Driving the voice boom with accessible machine learning

Of course, in many of these situations the voice interaction system has to be plugged into existing company databases or systems, and while there are many enterprise-focused tools offered by AWS and competing companies to resolve this, in some unusual cases a company many need to build its own solution.

Previously this would have been immensely challenging: machine learning and artificial intelligence technologies are notoriously difficult in comparison to many other programming tasks, particularly for developers who have not previously tackled them.

However, AWS has a product for this too, in the form of Amazon SageMaker.

“We announced this last year, and this is a complete environment for software developers and researchers that want to build and train machine learning models whilst abstracting away a lot of the complexity and heavy lifting,” explains Massingham.

“Those really simplify the process for developers that want to get hold of the tools for machine learning without knowing that much about how the tools are built.”

“There's a lot of rich functionality out there that just lets developers get started much more quickly, and see their results much more quickly and iterate much more quickly.”

As a result, this type of technology is now considerably more accessible than it previously has been, paving the way for wider adoption and use.

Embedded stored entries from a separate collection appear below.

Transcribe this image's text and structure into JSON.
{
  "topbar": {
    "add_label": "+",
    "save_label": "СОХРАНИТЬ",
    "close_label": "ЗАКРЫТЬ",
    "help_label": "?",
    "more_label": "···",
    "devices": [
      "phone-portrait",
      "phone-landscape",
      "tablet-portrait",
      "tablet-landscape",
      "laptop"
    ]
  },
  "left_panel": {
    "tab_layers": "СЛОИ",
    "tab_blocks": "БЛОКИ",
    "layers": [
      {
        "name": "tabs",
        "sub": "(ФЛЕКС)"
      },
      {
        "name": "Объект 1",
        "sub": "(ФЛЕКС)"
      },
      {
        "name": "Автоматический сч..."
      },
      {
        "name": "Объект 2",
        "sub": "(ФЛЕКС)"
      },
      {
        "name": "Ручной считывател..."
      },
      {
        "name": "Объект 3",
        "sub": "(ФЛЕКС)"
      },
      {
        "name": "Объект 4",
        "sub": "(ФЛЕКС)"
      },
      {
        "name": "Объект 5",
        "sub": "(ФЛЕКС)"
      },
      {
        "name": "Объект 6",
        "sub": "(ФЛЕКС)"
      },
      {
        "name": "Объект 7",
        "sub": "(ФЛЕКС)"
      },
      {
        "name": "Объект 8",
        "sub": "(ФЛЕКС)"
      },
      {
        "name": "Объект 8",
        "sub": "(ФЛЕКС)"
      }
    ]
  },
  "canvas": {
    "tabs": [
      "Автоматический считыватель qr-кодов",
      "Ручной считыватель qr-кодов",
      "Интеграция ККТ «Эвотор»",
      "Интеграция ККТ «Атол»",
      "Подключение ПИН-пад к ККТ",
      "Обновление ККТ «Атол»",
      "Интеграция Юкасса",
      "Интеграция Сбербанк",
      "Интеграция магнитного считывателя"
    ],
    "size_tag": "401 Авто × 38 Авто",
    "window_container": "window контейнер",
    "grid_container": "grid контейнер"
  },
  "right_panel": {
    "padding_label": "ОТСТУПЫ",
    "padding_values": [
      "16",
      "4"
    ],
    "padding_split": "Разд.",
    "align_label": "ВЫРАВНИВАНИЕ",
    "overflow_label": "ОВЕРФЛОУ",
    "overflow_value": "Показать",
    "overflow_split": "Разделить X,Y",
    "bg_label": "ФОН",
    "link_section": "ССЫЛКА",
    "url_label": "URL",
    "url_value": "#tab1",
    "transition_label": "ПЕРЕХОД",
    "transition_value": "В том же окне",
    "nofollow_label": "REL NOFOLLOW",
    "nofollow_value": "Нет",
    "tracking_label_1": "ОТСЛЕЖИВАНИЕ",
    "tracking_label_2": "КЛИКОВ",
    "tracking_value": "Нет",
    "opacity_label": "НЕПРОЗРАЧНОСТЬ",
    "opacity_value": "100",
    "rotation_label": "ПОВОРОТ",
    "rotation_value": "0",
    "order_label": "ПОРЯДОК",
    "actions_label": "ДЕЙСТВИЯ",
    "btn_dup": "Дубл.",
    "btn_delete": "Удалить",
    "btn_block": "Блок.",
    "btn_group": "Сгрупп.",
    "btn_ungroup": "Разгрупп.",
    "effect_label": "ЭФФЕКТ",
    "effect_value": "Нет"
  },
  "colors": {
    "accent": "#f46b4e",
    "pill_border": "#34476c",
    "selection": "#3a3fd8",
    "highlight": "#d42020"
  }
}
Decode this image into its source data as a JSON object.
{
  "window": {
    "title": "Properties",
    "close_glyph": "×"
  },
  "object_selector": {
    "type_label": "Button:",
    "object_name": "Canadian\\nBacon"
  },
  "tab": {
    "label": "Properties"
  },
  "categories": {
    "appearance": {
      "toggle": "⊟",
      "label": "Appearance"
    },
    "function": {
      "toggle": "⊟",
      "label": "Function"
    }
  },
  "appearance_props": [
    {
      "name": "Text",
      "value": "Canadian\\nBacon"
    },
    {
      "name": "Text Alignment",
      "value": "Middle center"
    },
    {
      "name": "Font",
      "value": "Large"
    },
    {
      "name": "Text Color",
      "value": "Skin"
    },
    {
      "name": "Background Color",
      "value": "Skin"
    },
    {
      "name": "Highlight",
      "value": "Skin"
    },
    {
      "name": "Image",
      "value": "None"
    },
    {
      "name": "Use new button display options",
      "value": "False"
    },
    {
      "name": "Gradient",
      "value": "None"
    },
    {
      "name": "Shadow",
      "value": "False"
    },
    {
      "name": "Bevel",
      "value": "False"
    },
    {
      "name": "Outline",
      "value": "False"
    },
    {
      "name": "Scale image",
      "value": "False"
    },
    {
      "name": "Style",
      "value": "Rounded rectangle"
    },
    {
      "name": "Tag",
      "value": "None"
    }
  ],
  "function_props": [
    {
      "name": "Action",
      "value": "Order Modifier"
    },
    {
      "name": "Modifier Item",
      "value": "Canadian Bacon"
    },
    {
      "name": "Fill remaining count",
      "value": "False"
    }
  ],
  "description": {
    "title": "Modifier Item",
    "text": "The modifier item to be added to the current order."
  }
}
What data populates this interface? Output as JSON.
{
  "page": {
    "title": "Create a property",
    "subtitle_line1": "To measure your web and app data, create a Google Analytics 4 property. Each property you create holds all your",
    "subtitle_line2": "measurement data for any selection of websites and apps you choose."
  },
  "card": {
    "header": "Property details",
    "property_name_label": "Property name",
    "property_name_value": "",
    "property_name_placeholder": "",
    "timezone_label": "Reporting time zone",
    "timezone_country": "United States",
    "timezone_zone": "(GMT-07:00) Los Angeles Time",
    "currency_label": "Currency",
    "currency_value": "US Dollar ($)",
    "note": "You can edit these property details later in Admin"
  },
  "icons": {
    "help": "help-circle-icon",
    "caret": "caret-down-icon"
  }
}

“At AWS we often say there's never been a better time to build apps; we seem to say that continuously. But I do actually believe that: I think there's never been a better time to embark on a project that involves AI and machine learning than there is today,” he says.

“There's a lot of rich functionality out there at the platform level as well as at the abstracted services level that just lets developers get started much more quickly, and see their results much more quickly and iterate much more quickly, and therefore build better products, build more effective products.”

Voice interaction: the ubiquitous technology of tomorrow

Given the potential of voice interaction for businesses, how widespread does Massingham anticipate the technology being within a decade?

“I think it's very difficult to predict what will happen,” he says. “I think you'll find that voice interfaces become ubiquitous, but I also think you'll find that there is a minority of the population that never really get comfortable with voice. That's my own expectation.”

However, despite some members of the population remaining resistant, he anticipates natural language interfaces becoming the standard for many interactions.

“I think you'll find that voice interfaces become ubiquitous, but I also think you'll find that there is a minority of the population that never really get comfortable with voice.”

“I think that chat-based interfaces, the use of freeform text as an interface, I think that will be ubiquitous,” he says. “Everybody uses messaging applications and it's very simple to integrate those applications with intelligent agents so that you can interact with brands or services using natural language. So as a proportion of overall interaction there will be a lot less structured interaction with applications and data sources.

“In my view a lot more usage of 'I want to book a flight from Manchester to Edinburgh tomorrow at three'. 'Ok, do you want to fly with BA or FlyBe?' 'I want to fly with BA'. 'The cost is £150. Do you want me to book it?' 'Yes'.

“You've never actually interacted with a human being there, it's natural language interfaces to information systems. I think that will be become very, very prevalent.”